The whole lesson was very entertaining, and they really loved challenging each other on the particularly confusing combinations which they knew their classmates would get wrong because they were rushing. This forced them to think a little more.

I’m pretty confident that in Thursday’s lesson they’ll remember most of the letters because they know we’ll play the letter race game again, and they know I’m going to ask them to spell their names so they’ll practice that too.

The best kind of lesson: minimal planning, just enough variety to keep them engaged, lots of practice, driven by students, fun, and memorable for a long time!
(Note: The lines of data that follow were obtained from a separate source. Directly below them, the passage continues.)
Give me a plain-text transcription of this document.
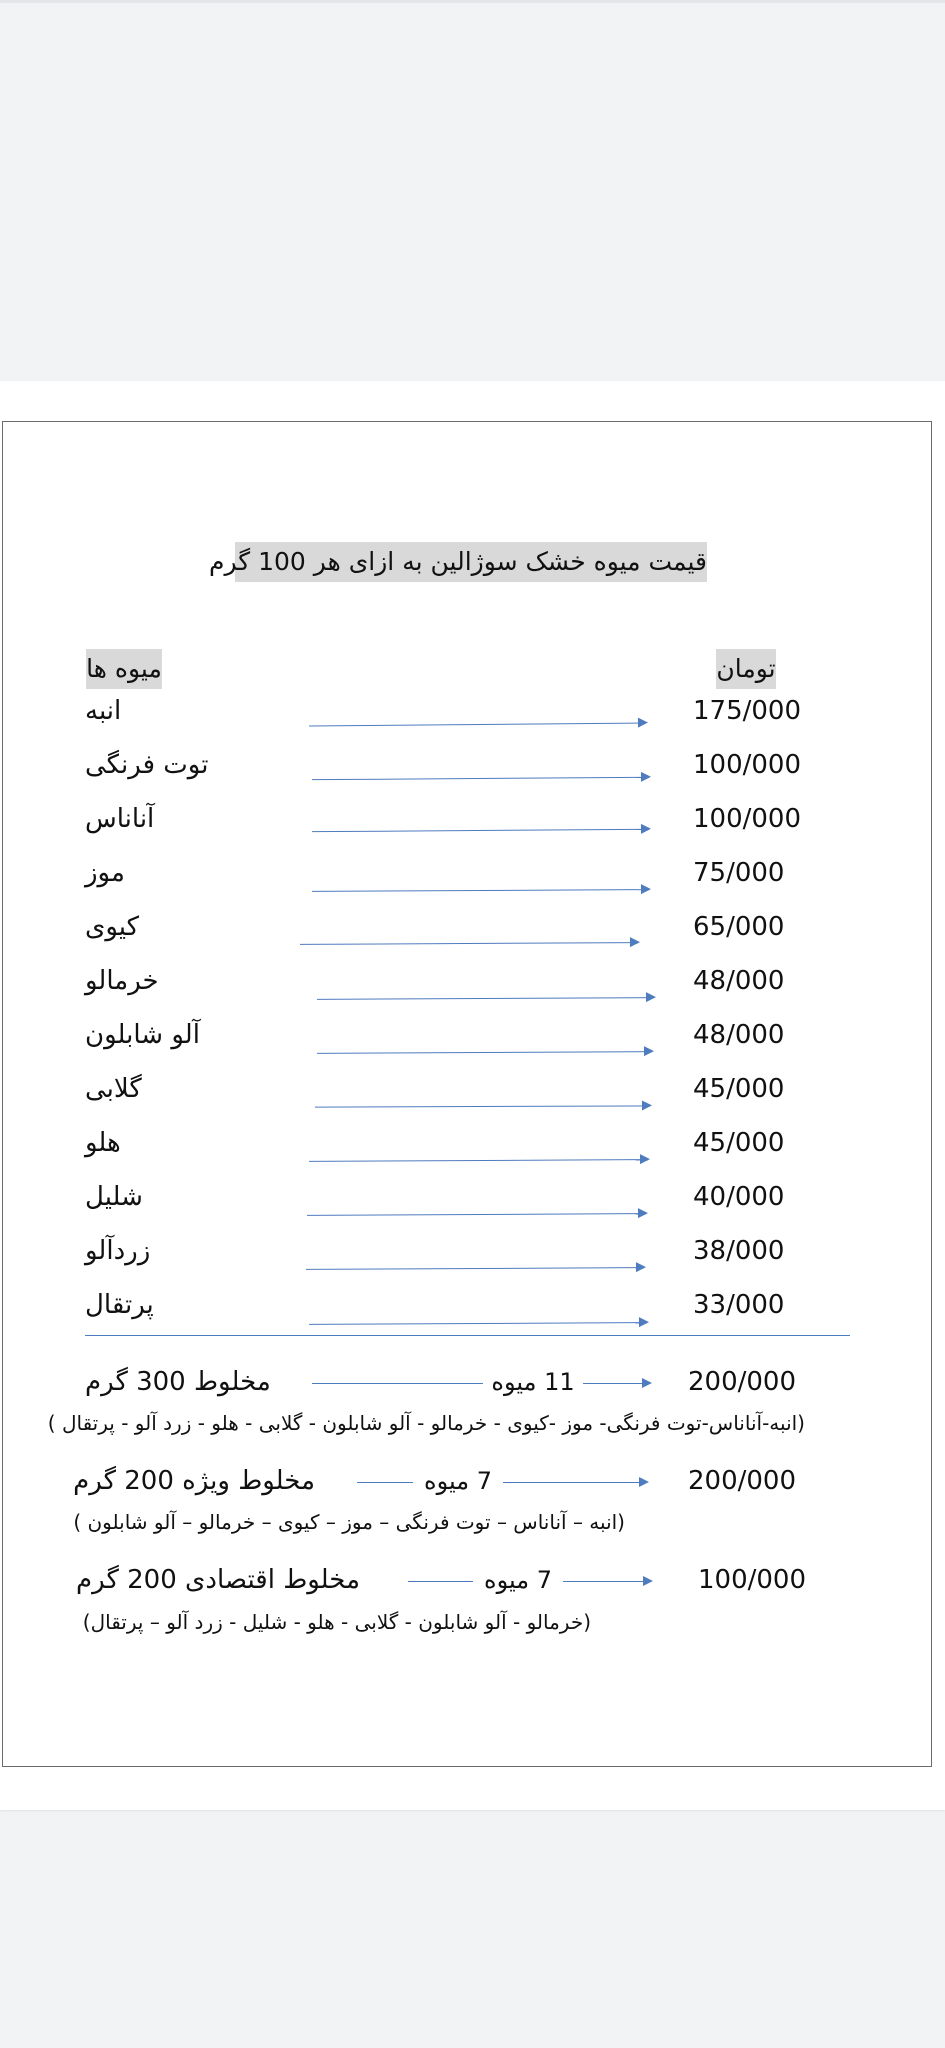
قیمت میوه خشک سوژالین به ازای هر 100 گرم
میوه ها	تومان
انبه	175/000
توت فرنگی	100/000
آناناس	100/000
موز	75/000
کیوی	65/000
خرمالو	48/000
آلو شابلون	48/000
گلابی	45/000
هلو	45/000
شلیل	40/000
زردآلو	38/000
پرتقال	33/000
مخلوط 300 گرم	11 میوه	200/000
(انبه-آناناس-توت فرنگی- موز -کیوی - خرمالو - آلو شابلون - گلابی - هلو - زرد آلو - پرتقال )
مخلوط ویژه 200 گرم	7 میوه	200/000
(انبه – آناناس – توت فرنگی – موز – کیوی – خرمالو – آلو شابلون )
مخلوط اقتصادی 200 گرم	7 میوه	100/000
(خرمالو - آلو شابلون - گلابی - هلو - شلیل - زرد آلو – پرتقال)
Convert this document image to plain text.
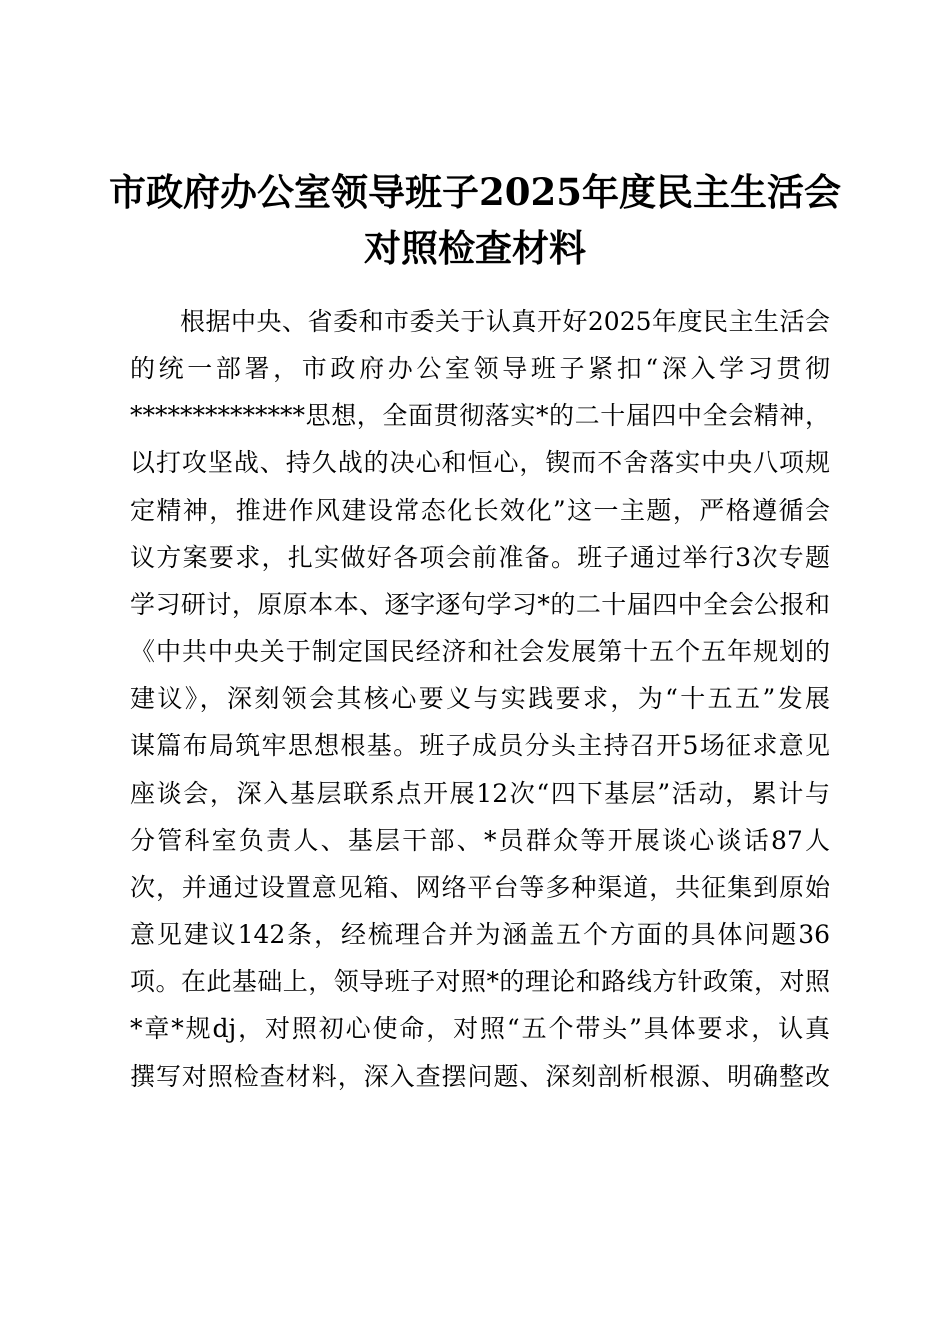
市政府办公室领导班子2025年度民主生活会
对照检查材料
根据中央、省委和市委关于认真开好2025年度民主生活会
的统一部署，市政府办公室领导班子紧扣“深入学习贯彻
**************思想，全面贯彻落实*的二十届四中全会精神，
以打攻坚战、持久战的决心和恒心，锲而不舍落实中央八项规
定精神，推进作风建设常态化长效化”这一主题，严格遵循会
议方案要求，扎实做好各项会前准备。班子通过举行3次专题
学习研讨，原原本本、逐字逐句学习*的二十届四中全会公报和
《中共中央关于制定国民经济和社会发展第十五个五年规划的
建议》，深刻领会其核心要义与实践要求，为“十五五”发展
谋篇布局筑牢思想根基。班子成员分头主持召开5场征求意见
座谈会，深入基层联系点开展12次“四下基层”活动，累计与
分管科室负责人、基层干部、*员群众等开展谈心谈话87人
次，并通过设置意见箱、网络平台等多种渠道，共征集到原始
意见建议142条，经梳理合并为涵盖五个方面的具体问题36
项。在此基础上，领导班子对照*的理论和路线方针政策，对照
*章*规dj，对照初心使命，对照“五个带头”具体要求，认真
撰写对照检查材料，深入查摆问题、深刻剖析根源、明确整改
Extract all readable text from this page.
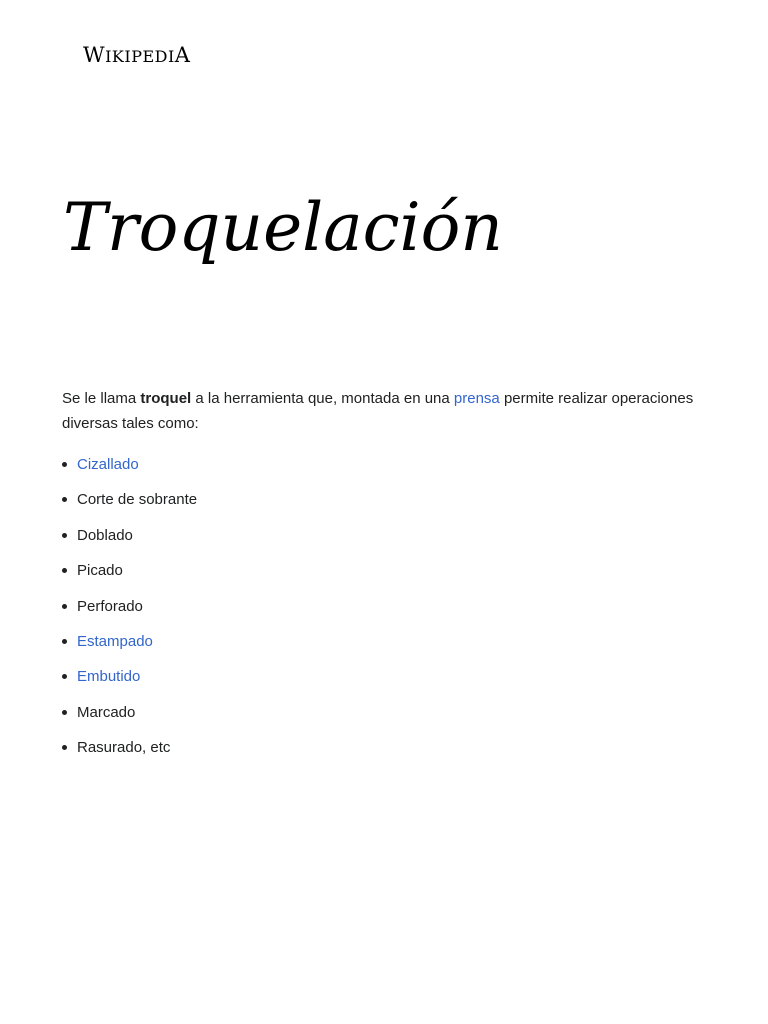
WIKIPEDIA
Troquelación

Se le llama troquel a la herramienta que, montada en una prensa permite realizar operaciones diversas tales como:

Cizallado
Corte de sobrante
Doblado
Picado
Perforado
Estampado
Embutido
Marcado
Rasurado, etc
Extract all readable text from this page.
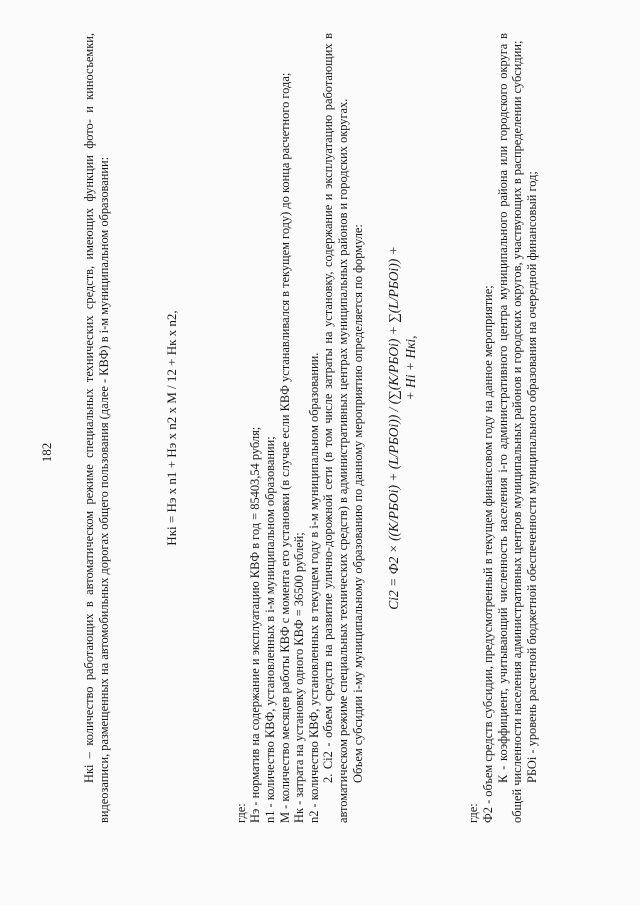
182 Нкi – количество работающих в автоматическом режиме специальных технических средств, имеющих функции фото- и киносъемки, видеозаписи, размещенных на автомобильных дорогах общего пользования (далее - КВФ) в i-м муниципальном образовании:	Нкi = Нэ х n1 + Нэ х n2 х М / 12 + Нк х n2,

где: Нэ - норматив на содержание и эксплуатацию КВФ в год = 85403,54 рубля; n1 - количество КВФ, установленных в i-м муниципальном образовании; М - количество месяцев работы КВФ с момента его установки (в случае если КВФ устанавливался в текущем году) до конца расчетного года; Нк - затрата на установку одного КВФ = 36500 рублей; n2 - количество КВФ, установленных в текущем году в i-м муниципальном образовании. 2. Сi2 - объем средств на развитие улично-дорожной сети (в том числе затраты на установку, содержание и эксплуатацию работающих в автоматическом режиме специальных технических средств) в административных центрах муниципальных районов и городских округах. Объем субсидии i-му муниципальному образованию по данному мероприятию определяется по формуле: Сi2 = Ф2 × ((К/РБОi) + (L/РБОi)) / (∑(К/РБОi) + ∑(L/РБОi)) + + Нi + Нкi,

где: Ф2 - объем средств субсидии, предусмотренный в текущем финансовом году на данное мероприятие; К - коэффициент, учитывающий численность населения i-го административного центра муниципального района или городского округа в общей численности населения административных центров муниципальных районов и городских округов, участвующих в распределении субсидии; РБОi - уровень расчетной бюджетной обеспеченности муниципального образования на очередной финансовый год;
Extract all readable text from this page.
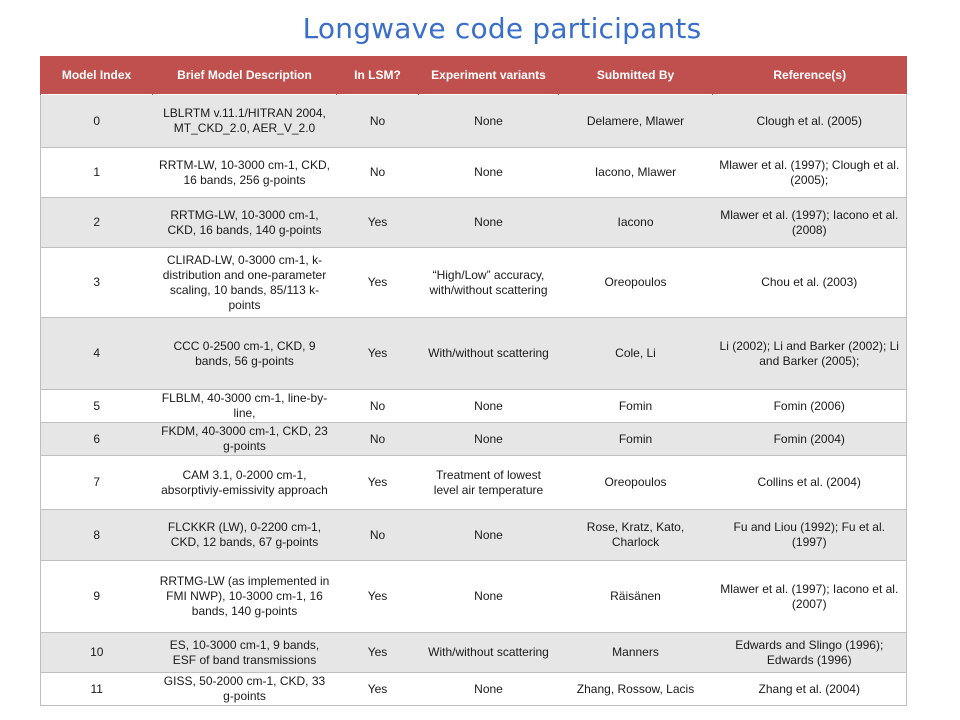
Longwave code participants
Model Index	Brief Model Description	In LSM?	Experiment variants	Submitted By	Reference(s)
0	LBLRTM v.11.1/HITRAN 2004, MT_CKD_2.0, AER_V_2.0	No	None	Delamere, Mlawer	Clough et al. (2005)
1	RRTM-LW, 10-3000 cm-1, CKD, 16 bands, 256 g-points	No	None	Iacono, Mlawer	Mlawer et al. (1997); Clough et al. (2005);
2	RRTMG-LW, 10-3000 cm-1, CKD, 16 bands, 140 g-points	Yes	None	Iacono	Mlawer et al. (1997); Iacono et al. (2008)
3	CLIRAD-LW, 0-3000 cm-1, k-distribution and one-parameter scaling, 10 bands, 85/113 k-points	Yes	“High/Low” accuracy, with/without scattering	Oreopoulos	Chou et al. (2003)
4	CCC 0-2500 cm-1, CKD, 9 bands, 56 g-points	Yes	With/without scattering	Cole, Li	Li (2002); Li and Barker (2002); Li and Barker (2005);
5	FLBLM, 40-3000 cm-1, line-by-line,	No	None	Fomin	Fomin (2006)
6	FKDM, 40-3000 cm-1, CKD, 23 g-points	No	None	Fomin	Fomin (2004)
7	CAM 3.1, 0-2000 cm-1, absorptiviy-emissivity approach	Yes	Treatment of lowest level air temperature	Oreopoulos	Collins et al. (2004)
8	FLCKKR (LW), 0-2200 cm-1, CKD, 12 bands, 67 g-points	No	None	Rose, Kratz, Kato, Charlock	Fu and Liou (1992); Fu et al. (1997)
9	RRTMG-LW (as implemented in FMI NWP), 10-3000 cm-1, 16 bands, 140 g-points	Yes	None	Räisänen	Mlawer et al. (1997); Iacono et al. (2007)
10	ES, 10-3000 cm-1, 9 bands, ESF of band transmissions	Yes	With/without scattering	Manners	Edwards and Slingo (1996); Edwards (1996)
11	GISS, 50-2000 cm-1, CKD, 33 g-points	Yes	None	Zhang, Rossow, Lacis	Zhang et al. (2004)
Diary of a beginner: Second Lesson

Alphabet Soup

Alphabet Soup (created using http://www.wordle.net)

I’ve just finished my second lesson with the beginner I’m teaching and blogging about (read the first post to find out more). For homework he had to practise the alphabet using the audio file I had sent him previously.

We started the lesson by using my laminated letters to randomly practise, and he got all but H and Y without a problem. Last week he’d struggled with more than half of the lessons, so it was great to see such a quick improvement – one of the reasons I enjoy lessons with beginners!

Next, I said the numbers 1-20 in a random order for him to write down. When he had trouble I spelled the word and highlighted anything he needed to rememeber. For speaking practice, I then said a number and he had to spell it out loud.

Once we’d consolidated numbers and letters, we moved on to eliciting any and all English words he already knows, designed to be a confidence builder and an evaluation task at the same time. He wrote the alphabet down the side of the page, then wrote any words he could think of. When he had spelling problems, I helped him out.

Through this we got on to talking about the phonetic alphabet, with me attempting to explain in A2/B1-level Czech what it is, how it works and why it’s useful! We got there in the end, and once he’d understood that we talked about whether he wanted to learn it or not. He decided he did, so this week’s homework will be me going through the key consonants which are similar sounds in Czech to start him off. That should give him at least 12 of the sounds straight away. I’ll use the English File symbols and pictures, as I think they’re the most useful version of the phonetic alphabet, using pictures to help you remember the sounds.

Do you teach the phonetic alphabet to students in general? And to beginners in particular?